Customers left in limbo
After the announcement, Orr gathered his accounting staff to break the news himself. Then, in defiance of Renovo’s orders, he and several employees returned to the office for the rest of the week, trying to help customers recover their materials before the systems were shut down.
They pulled job files, tracked down shipments and handed over materials to Rusco’s independent installers, urging customers to contact the installers directly so projects could still be finished.
“That was not what corporate wanted, but we really didn’t care,” he said.
Some customers have already filed claims against Rusco. Among the first were two Circle Pines residents who said they are owed $12,697 for an unfinished home remodeling project.
“Minnesotans are rightfully angry about their half-finished projects or unfinished projects,” Madeline Deems said. “It is heartbreaking for my family to see all of this destruction ... because all of a sudden, a $10 trillion investment company decided they didn’t want to deal with it anymore.”
Homeowners may seek reimbursement through the state’s Contractor Recovery Fund, which helps consumers recover money from failed licensed contractors. The fund paid out $2.8 million on 99 claims in 2023 and held about $9.4 million — a modest cushion against what was lost in the Rusco collapse.
The Minnesota Attorney General’s Office said it is investigating consumer complaints and has urged affected homeowners to file claims.
Private equity fallout
Now, as Orr looks for a new job, he’s drawing a hard line. His first question in every interview is simple: Are you in private equity? If the answer is yes, he walks out.
“I’ve had a couple of private-equity firms reach out to me,” he said. “I told them to pound sand. I’ll never do that again.”
A spokesman for BlackRock declined to comment. In a statement to the New York Times, spokesman Patrick Scanlan said the collapse stemmed from “significant performance and cash flow challenges” despite investors’ efforts. Creditors installed new management and sought a buyer, but none appeared before Renovo’s board ultimately chose liquidation.
BlackRock executives told investors earlier this year that Renovo’s performance had slowed and that interest income was no longer being collected on the loan. In its second-quarter report, BlackRock TCP Capital recorded $66 million in losses tied to several restructured portfolio companies, including Renovo.
To Madeline Deems, the distinction offers little comfort. She believes BlackRock had both the power and the responsibility to ensure the companies it financed were run responsibly and ethically, but instead allowed Renovo to collapse.
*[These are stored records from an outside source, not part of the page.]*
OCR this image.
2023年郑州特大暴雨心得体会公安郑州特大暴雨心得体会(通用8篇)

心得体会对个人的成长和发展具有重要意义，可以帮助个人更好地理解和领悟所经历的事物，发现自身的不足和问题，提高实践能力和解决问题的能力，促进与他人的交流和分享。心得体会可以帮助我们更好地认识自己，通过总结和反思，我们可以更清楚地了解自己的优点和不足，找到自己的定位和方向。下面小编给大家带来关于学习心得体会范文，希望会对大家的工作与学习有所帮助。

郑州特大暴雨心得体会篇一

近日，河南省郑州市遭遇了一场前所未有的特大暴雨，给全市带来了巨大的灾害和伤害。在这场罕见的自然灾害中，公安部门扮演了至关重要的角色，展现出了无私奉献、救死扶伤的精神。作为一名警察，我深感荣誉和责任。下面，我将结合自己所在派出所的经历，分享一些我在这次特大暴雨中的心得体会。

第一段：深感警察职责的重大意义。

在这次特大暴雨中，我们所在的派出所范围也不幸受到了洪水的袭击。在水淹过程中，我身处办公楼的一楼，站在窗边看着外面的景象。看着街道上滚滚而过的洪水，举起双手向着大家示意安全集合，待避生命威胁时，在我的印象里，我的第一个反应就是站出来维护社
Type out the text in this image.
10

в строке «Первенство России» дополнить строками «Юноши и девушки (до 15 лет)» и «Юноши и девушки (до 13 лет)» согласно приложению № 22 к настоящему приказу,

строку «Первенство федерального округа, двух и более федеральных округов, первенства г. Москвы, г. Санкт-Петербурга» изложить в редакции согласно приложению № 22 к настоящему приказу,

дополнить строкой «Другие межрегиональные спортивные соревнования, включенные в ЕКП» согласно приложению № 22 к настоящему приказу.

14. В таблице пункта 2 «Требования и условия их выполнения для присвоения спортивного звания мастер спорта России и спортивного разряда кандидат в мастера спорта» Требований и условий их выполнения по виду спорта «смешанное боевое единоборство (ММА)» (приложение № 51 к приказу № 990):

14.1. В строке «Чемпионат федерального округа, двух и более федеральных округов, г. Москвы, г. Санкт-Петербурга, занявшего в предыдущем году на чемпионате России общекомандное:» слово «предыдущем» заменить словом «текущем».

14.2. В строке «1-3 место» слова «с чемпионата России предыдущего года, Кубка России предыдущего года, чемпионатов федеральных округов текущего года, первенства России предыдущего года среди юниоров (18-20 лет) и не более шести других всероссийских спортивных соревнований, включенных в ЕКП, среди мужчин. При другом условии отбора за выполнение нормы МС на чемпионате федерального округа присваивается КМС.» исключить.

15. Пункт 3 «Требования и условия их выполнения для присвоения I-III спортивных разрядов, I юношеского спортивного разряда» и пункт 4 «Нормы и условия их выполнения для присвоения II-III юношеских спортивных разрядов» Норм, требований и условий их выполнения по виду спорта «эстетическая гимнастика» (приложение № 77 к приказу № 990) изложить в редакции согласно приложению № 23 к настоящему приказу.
In her view, the downfall of Minnesota Rusco is emblematic of a broader crisis — one in which massive financial institutions can devastate local communities while remaining insulated from the consequences of their decisions.
Adams, the bankruptcy expert, said that insulation is built into the system. Large investment firms are structured to spread losses across many holdings, which means the economic damage lands hardest on local workers, customers and suppliers, while investors can absorb the hit and move on.
Since the closure, Orr has spent his days helping former colleagues find jobs and warning homeowners to do their homework before signing big contracts. He said he isn’t angry, just disillusioned.
“I told people this could happen,” he said. “Did I know it would happen now? No. But did I know it could happen? Yes.”